Further, while this isn’t a popular sentiment, I actually quite like Color app itself. I completely agree that the initial version had some major UI/UX issues, but the more refined version is actually pretty slick. It’s well-made. It’s fast. It’s not like these guys are a bunch of jackasses who took $41 million and built nothing. So part of me is sad that it’s already time to die.

At the same time, there’s no denying that the $41 million was jaw-dropping. But I also thought the company was being unfairly pre-judged because of that. As Nguyen tells the NYT, they took that much money because they could. He’s had success in the past when he’s had a lot of capital to work with. Had the company raised the $14 million they originally intended to, people would have buzzed, but we would not have seen the same level of backlash.

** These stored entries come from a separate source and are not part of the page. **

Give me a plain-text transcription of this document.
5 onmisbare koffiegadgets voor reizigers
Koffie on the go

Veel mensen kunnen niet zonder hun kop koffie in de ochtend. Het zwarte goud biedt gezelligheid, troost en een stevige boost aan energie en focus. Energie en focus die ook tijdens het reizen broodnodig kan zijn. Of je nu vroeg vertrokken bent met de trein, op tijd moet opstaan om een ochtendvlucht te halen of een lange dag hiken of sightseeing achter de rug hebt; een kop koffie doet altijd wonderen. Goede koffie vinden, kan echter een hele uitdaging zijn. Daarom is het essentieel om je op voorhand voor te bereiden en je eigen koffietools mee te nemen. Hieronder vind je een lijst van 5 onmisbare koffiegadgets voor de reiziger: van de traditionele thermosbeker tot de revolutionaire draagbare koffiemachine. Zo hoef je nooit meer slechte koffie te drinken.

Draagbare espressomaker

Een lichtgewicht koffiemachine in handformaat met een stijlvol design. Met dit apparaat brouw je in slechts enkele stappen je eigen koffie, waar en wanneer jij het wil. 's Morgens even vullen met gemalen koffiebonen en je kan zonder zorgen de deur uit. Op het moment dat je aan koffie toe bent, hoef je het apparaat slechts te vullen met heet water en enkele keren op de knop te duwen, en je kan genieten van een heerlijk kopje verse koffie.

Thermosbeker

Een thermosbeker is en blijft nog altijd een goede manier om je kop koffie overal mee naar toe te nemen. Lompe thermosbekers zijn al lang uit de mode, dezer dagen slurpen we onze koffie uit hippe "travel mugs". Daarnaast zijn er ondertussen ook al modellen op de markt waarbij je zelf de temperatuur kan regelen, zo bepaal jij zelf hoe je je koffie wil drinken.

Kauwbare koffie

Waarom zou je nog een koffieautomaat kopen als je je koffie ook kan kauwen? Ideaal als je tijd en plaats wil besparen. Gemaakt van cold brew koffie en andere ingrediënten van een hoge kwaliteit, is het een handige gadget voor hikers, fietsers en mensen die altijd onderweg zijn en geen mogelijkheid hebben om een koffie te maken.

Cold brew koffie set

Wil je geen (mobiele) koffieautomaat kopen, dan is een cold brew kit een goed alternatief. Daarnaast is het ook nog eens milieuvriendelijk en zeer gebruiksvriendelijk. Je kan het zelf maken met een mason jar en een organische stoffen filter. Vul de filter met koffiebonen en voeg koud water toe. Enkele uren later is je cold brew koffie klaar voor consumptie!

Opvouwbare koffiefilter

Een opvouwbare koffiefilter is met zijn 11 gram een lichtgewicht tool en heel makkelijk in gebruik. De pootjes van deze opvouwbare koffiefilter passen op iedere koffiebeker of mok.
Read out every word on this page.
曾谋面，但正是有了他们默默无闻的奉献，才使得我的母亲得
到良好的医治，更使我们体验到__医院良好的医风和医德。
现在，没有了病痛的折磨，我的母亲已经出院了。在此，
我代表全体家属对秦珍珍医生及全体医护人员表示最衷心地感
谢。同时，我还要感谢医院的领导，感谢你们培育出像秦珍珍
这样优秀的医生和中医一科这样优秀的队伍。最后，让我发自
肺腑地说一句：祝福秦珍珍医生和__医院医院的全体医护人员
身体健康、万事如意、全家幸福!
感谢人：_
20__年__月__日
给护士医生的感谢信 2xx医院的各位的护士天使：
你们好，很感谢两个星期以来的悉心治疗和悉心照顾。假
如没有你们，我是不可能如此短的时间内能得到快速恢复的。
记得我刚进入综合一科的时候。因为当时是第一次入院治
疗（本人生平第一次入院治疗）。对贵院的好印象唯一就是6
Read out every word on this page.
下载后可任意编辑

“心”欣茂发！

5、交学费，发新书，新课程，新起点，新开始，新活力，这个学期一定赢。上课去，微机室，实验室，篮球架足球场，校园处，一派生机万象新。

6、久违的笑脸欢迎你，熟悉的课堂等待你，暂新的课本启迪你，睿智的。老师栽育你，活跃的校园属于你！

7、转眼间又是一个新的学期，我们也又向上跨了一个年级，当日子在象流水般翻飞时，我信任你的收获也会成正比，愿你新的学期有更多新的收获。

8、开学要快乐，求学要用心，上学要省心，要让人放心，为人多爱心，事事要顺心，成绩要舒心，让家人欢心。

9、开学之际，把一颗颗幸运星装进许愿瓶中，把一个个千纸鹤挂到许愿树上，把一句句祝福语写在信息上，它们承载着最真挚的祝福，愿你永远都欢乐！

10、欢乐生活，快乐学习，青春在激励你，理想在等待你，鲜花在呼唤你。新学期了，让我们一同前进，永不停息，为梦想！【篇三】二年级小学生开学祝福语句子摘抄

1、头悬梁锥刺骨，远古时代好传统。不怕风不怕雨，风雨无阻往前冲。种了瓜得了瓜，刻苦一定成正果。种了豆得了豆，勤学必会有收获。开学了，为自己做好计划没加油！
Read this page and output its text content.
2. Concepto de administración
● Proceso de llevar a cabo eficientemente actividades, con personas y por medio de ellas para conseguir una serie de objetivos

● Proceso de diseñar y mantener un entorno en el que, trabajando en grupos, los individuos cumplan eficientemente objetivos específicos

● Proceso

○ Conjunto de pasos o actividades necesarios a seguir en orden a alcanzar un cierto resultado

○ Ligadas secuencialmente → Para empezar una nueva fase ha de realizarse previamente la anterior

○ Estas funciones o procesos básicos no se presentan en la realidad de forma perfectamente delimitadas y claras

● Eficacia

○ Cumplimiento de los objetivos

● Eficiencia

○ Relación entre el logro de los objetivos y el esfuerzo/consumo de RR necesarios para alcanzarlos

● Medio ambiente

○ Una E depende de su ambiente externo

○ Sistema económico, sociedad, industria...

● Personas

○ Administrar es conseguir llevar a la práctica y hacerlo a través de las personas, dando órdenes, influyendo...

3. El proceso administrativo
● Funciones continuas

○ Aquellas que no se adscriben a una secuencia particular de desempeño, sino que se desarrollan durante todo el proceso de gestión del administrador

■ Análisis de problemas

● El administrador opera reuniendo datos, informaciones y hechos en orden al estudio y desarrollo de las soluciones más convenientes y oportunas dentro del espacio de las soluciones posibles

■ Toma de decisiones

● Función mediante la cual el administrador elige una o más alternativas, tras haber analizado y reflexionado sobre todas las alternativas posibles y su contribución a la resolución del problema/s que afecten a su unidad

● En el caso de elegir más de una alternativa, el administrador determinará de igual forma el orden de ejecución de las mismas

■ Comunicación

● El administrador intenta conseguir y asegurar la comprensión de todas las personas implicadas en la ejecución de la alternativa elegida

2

I’m just not sure how you can hold that against the entrepreneurs. An insane amount of pre-launch funding is on the investors. For whatever reason, Sequoia wanted to put in $25 million by themselves. Maybe Color shouldn’t have accepted all of it, but again, Nguyen has had success doing just that in the past. Kids don’t turn down candy. It just doesn’t happen.

So now we move into the really interesting time for Color. They’re essentially working with a gun against their head. Working on an app, mind you, that’s going to be a Facebook/Apple/Google-killer. Or something.

The mulligans are over. They’ve still (hopefully) got $35 million+ in the bank, but that won’t save them if they flop in a similar manner.

They really need to sex us up this time.